The empirical and theoretical comparisons presented in the previous section indicate that alternative parallel search strategies perform well under different conditions, and that performance trends do exist which can be used to automatically select strategies and parameter settings for new problems. However, the results of these studies are not sufficient for automatically determining the appropriate set of strategies. One limitation is that information used to generate the formulas and to control the experiments, such as goal position, is not known in advance. Another limitation is that some of the assumptions, such as a constant branching factor, are not realistic for many applications. As a result, we need a method to automatically select optimal strategies for real-world problems given information that is available.
In response to this need, we add a machine learning component to the EUREKA system. EUREKA merges many of the approaches to parallel search discussed the previous section. Parameters can be set that control the task distribution strategy, the load balancing strategies, and the ordering techniques. In particular, the strategies that can be selected include:
The user is allowed to determine the types of strategies to be used for a given problem. However, because such a decision is difficult to make without significant information about the search space, EUREKA also has the capability of making all necessary strategy selections. Based on the characteristics of a search space, EUREKA automatically configures itself to optimize performance on a particular application. Sample problems are fed as training examples to a machine learning system, which in turn learns the optimal strategies to apply to particular classes of search spaces. Applying machine learning to optimize software applications has been pursued in other areas of research. For example, Minton  has applied a similar technique to automatically synthesize problem-specific versions of constraint-satisfaction algorithms. Research in other areas of computer science has yielded similar ideas of customizable environments applied to computer networks [4,33] and to interactive human-computer interfaces [15,20]. This work is unique in allowing both problem-specific and architecture-specific features to influence the choice of strategies and in applying adaptive software techniques to parallel search. EUREKA also offers a framework that can potentially automate both static and dynamic software customization.
To perform parallel search, EUREKA executes the following steps:
Features from the non-goal iterations represent attributes for the test case, and the strategy that results in the best performance (shortest run time) represents the correct classification of the problem instance for a given strategy choice.
The described set of features and the amount of time to spend on the initial EUREKA iteration are chosen based on our experimental data to yield the most helpful information in the shortest time. Searching enough iterations of the problem space until 200,000 nodes are generated takes less than 10 seconds on the problem domains we tested. Spending less time than this may yield erroneous information because features of the tree do not stabilize until several levels down in the tree. Searching additional iterations in general does not significantly improve the quality of information and the time requirements grow exponentially. Improved approaches may include performing the initial search until the stability of the space reaches a prescribed level, or periodically updating the C4.5 choices and adjusting the parallel search approaches dynamically during execution.

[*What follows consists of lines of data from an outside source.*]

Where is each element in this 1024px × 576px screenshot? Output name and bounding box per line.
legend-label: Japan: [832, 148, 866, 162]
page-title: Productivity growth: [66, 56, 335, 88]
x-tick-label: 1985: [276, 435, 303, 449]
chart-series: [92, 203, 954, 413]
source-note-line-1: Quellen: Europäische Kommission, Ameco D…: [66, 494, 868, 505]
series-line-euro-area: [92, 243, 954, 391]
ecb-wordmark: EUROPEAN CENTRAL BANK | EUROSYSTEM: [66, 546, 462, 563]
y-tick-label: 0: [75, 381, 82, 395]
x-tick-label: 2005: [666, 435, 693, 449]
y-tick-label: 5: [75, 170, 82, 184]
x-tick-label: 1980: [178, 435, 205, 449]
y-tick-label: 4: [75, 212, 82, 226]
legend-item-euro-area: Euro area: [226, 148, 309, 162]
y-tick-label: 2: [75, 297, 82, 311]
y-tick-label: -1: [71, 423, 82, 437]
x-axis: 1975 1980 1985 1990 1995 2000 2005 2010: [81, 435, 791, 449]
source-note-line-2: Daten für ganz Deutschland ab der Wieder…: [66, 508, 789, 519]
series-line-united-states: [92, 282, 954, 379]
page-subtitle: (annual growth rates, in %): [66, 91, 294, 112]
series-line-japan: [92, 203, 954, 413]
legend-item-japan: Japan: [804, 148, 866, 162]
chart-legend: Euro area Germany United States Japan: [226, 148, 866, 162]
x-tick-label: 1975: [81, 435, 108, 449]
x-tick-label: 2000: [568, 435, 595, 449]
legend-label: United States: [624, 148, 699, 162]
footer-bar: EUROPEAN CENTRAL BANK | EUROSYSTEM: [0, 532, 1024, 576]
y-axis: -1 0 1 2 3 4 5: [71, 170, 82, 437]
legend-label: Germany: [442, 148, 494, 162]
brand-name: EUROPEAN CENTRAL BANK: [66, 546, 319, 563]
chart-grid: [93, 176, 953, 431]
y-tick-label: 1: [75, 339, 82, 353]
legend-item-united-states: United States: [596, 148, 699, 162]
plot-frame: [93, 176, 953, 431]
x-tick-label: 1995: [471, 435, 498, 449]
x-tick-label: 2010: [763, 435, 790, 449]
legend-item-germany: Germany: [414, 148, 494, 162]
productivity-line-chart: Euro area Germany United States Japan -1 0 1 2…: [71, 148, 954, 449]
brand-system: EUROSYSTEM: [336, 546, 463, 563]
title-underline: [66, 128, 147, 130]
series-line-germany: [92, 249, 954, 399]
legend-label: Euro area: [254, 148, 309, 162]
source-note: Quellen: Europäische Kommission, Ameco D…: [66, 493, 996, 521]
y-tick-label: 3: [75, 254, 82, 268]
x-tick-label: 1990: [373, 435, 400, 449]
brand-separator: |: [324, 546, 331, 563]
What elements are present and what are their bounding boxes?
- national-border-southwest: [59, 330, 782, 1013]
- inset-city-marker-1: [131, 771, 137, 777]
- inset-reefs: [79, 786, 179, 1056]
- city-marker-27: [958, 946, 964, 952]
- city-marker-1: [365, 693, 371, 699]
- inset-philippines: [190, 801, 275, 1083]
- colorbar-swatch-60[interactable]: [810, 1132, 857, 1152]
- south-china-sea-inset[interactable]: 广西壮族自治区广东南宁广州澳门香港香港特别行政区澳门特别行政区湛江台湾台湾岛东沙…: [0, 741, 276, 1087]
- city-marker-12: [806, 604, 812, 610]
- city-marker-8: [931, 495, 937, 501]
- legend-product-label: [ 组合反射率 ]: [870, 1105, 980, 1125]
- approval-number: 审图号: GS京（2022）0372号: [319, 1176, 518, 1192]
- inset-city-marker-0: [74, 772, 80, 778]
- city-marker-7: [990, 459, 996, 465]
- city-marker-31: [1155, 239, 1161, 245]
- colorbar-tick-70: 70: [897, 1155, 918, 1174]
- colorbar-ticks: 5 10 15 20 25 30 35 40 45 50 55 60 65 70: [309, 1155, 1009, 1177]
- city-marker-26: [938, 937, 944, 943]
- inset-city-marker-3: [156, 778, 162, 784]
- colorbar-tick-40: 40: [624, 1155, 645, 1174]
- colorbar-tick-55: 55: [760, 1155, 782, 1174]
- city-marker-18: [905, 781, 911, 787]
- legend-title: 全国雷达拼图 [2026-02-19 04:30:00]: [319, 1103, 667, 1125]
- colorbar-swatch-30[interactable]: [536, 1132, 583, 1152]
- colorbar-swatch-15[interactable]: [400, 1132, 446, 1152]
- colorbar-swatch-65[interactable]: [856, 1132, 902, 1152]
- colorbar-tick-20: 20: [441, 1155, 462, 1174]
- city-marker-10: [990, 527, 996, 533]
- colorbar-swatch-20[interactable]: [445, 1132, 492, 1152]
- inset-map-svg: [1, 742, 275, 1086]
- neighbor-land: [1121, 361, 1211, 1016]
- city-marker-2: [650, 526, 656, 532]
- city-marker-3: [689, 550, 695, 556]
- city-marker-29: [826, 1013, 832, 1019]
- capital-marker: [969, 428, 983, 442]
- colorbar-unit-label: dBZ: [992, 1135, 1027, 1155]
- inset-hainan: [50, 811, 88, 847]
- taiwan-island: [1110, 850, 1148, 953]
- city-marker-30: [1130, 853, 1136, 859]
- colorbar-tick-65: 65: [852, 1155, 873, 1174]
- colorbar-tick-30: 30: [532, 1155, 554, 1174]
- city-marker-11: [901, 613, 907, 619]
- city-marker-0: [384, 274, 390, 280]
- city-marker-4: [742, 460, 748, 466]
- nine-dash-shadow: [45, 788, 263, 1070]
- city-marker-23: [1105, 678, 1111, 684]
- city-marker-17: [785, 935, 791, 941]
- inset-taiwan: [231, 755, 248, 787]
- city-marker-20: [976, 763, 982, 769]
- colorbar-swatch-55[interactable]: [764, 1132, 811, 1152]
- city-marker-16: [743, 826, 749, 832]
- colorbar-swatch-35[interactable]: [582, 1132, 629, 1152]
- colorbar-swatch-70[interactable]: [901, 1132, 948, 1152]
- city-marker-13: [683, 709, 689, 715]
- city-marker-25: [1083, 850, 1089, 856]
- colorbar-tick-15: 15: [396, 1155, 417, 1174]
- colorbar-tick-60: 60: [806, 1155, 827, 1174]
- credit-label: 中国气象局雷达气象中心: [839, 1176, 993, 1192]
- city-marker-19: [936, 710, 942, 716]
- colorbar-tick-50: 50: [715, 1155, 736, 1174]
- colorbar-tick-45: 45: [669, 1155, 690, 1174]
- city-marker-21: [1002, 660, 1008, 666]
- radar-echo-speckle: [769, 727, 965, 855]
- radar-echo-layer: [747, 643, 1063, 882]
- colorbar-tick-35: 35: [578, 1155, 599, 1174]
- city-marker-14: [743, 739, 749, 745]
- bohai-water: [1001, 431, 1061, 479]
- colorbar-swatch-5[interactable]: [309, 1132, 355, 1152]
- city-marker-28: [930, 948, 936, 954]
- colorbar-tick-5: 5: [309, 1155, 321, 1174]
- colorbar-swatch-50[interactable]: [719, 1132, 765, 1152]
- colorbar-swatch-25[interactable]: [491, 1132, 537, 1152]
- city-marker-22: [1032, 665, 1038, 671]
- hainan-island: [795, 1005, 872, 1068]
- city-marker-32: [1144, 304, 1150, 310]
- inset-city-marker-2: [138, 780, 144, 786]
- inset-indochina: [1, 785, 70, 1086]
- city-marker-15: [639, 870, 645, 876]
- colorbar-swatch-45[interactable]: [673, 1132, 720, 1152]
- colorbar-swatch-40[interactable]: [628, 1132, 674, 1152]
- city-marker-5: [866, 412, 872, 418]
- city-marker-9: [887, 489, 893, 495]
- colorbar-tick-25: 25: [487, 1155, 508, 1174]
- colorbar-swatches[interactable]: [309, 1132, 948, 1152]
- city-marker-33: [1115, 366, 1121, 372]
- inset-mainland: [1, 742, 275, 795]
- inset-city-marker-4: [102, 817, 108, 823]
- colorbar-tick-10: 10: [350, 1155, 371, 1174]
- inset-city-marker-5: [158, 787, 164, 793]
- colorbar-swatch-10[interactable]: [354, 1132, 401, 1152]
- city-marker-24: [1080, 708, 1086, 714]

Performing an initial shallow search has also been shown to be effective in other parallel search research. For example, Suttner  performs parallel search of the first few IDA* iterations twice during parallel search in order to determine the number of individual tasks that should be distributed to each processor. Cook et al.  also perform an initial shallow search in order to obtain more accurate operator ordering information to use in reordering the search space. In each case, the amount of time required to perform the extra initial search is minimal yet greatly improves the performance of the overall search task.
The selected features each demonstrate a significant influence on the optimal search strategy. Although feature values can change dramatically from one problem to the next, each feature remains fairly stable between levels of the same tree. As a result, computing the values of these features at a low level in the tree provides a good indication of the structure of the entire tree. The ``Deviation Within Problems'' entries in Table 1 show the standard deviation of each feature value over all search tree levels. The results are averaged over 98 problem instances in the fifteen puzzle domain1 and 20 problem instances in the robot arm motion planning domain. Both of these test domains are described in the next section. The low values in these columns indicate that the features provide a good indicator of the structure of the problem space at all levels in the tree. In contrast, the ``Deviation Between Problems'' table entries show the standard deviation of the average feature value (averaged over all levels in each tree) over all problem spaces. The larger values in these columns indicate that the features can effectively distinguish between different problem spaces.
EUREKA is written in C and is currently implemented on an nCUBE 2, on Linux workstations using the Parallel Virtual Machine (PVM) communication software, on a DEC Alpha using an implementation of Posix threads, on Windows NT running Java threads and Cilk threads, and as a distributed Java system using RMI. We are also currently investigating means of dynamically switching between strategies during execution as the problem structure or environment changes.